CETA: El Consejo de Ministros autoriza su firma

El Consejo de Ministros ha autorizado, en su reunión del pasado 14 de octubre, la firma de los Acuerdos Económico y Comercial Global, el conocido CETA, y de Asociación Estratégica entre Canadá y la Unión Europea y sus Estados miembros.

Seis inquietudes surgen:

a) ¿Ha corregido el Gobierno los elementos que estaban desfasados en el Borrador que fue dado a conocer a finales de agosto? Recordemos que, por ejemplo en materia de contratación pública, los únicos que iban a aplicar el acuerdo eran ¡los Ministerios de la época de Jose Luis Rodríguez Zapatero! Más allá de las sonrisas que pueda producir, resulta poco serio que “la marca España” siga siendo la de la chapuza y la imprevisión.

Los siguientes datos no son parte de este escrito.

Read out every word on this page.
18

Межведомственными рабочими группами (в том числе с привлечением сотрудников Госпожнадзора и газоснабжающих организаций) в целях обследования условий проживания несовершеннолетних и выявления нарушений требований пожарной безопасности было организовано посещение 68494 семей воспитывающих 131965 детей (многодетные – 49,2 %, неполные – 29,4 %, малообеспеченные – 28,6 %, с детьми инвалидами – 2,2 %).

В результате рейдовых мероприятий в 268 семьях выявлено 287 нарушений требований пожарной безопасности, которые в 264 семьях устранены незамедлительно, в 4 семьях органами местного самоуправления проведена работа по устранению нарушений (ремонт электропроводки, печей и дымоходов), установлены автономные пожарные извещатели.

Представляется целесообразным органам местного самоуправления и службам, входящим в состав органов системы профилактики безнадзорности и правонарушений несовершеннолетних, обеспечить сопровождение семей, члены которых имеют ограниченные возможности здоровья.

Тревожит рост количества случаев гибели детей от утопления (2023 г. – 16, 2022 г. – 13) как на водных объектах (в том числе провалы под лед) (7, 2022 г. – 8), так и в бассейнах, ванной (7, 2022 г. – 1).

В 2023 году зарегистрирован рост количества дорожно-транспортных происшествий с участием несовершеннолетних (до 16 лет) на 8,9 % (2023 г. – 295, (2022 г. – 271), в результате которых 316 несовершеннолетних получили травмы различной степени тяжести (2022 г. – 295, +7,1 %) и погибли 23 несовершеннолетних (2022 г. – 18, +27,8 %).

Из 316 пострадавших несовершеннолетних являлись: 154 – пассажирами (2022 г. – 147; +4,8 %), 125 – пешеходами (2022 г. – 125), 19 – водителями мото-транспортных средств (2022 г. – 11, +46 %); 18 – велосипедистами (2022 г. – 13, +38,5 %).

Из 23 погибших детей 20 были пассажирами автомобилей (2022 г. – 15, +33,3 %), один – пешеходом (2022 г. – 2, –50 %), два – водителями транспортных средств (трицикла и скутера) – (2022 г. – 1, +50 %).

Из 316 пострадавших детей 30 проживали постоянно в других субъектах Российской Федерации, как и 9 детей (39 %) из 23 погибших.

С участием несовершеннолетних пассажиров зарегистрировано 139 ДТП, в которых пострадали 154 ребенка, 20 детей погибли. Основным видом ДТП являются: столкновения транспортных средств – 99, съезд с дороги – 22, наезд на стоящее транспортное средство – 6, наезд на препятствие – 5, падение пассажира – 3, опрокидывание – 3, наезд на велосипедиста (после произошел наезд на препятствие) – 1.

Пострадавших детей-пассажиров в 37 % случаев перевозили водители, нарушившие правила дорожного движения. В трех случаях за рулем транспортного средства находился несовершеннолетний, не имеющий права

b) El Gobierno de España es uno de los que más ha impulsado la “aplicación provisional” del Tratado -impulsada por la Comisión, como contraprestación a su consideración como acuerdo mixto- antes de su ratificación por todos los Estados miembros. Una solución que no deja de ser una suerte de limbo jurídico y que condicionará la actividad estatal sin que haya existido un debate parlamentario al respecto.

c) ¿Qué consecuencias va a tener el Brexit sobre el articulado del Tratado? Resulta cuando menos curioso que se esté avanzando tanto cuando, al mismo tiempo, uno de los países más afectados por las prestaciones recíprocas está a punto de activar el procedimiento del artículo 50 para salir de la Unión Europea? ¿Se han previsto algunas soluciones al respecto?

d) Desde un punto de vista eminentemente jurídico, ¿puede un Gobierno en funciones autorizar la firma de un acuerdo de la importancia del CETA? Realmente no parece que se encuentre dentro de las competencias que recoge el artículo 21 de la Ley del Gobierno. Téngase en cuenta que el acto que ha autorizado el Consejo de Ministros, la firma por parte de Rajoy, es el “acto por el que España autentica un tratado internacional o manifiesta el consentimiento en obligarse por él”.

e) ¿Qué trámites parlamentarios se van a producir una vez firmado el Tratado? Porque no me resulta razonable, a la vista de la Ley de tratados y otros Acuerdos Internacionales que resulte suficiente con la firma autorizada por el Consejo de Ministros.

No podemos olvidar que en el artículo 94 de la Constitución se obliga a la autorización de las Cortes Generales para la prestación del consentimiento del Estado para obligarse por medio de tratados o convenios en casos de Tratados de carácter político o Tratados o convenios que impliquen obligaciones financieras para la Hacienda Pública y  Tratados o convenios que supongan modificación o derogación de alguna ley o exijan medidas legislativas para su ejecución; casos todos ellos que afectan al CETA. De hecho, en supuestos parecidos al actual, el procedimiento se activó y se otorgó la correspondiente autorización parlamentaria (paradójicamente, sin votos en contra, sólo con las dos abstenciones de los diputados que entonces tenía ERC)

f) En las sesiones de investidura de Pedro Sánchez en marzo pasado y de Mariano Rajoy a final de agosto, el CETA no fue citado ni una sola vez. Sólo se hizo una referencia de pasada al TTIP. No ha habido, en consecuencia, ni una sola discusión parlamentaria sobre tratados que tienen una base constitucional y que afectan, por ejemplo, a la tutela judicial efectiva, al poder del parlamento, a la protección de la salud o a las denominaciones de origen. Me resulta sencillamente inaudito que no haya sido un aspecto central del debate político, cuando en la calle hay mucha inquietud por estos tratados.

Es una situación que contrasta con las votaciones que se están produciendo en otros países europeos, fruto de la importancia que tienen los “tratados de nueva generación”.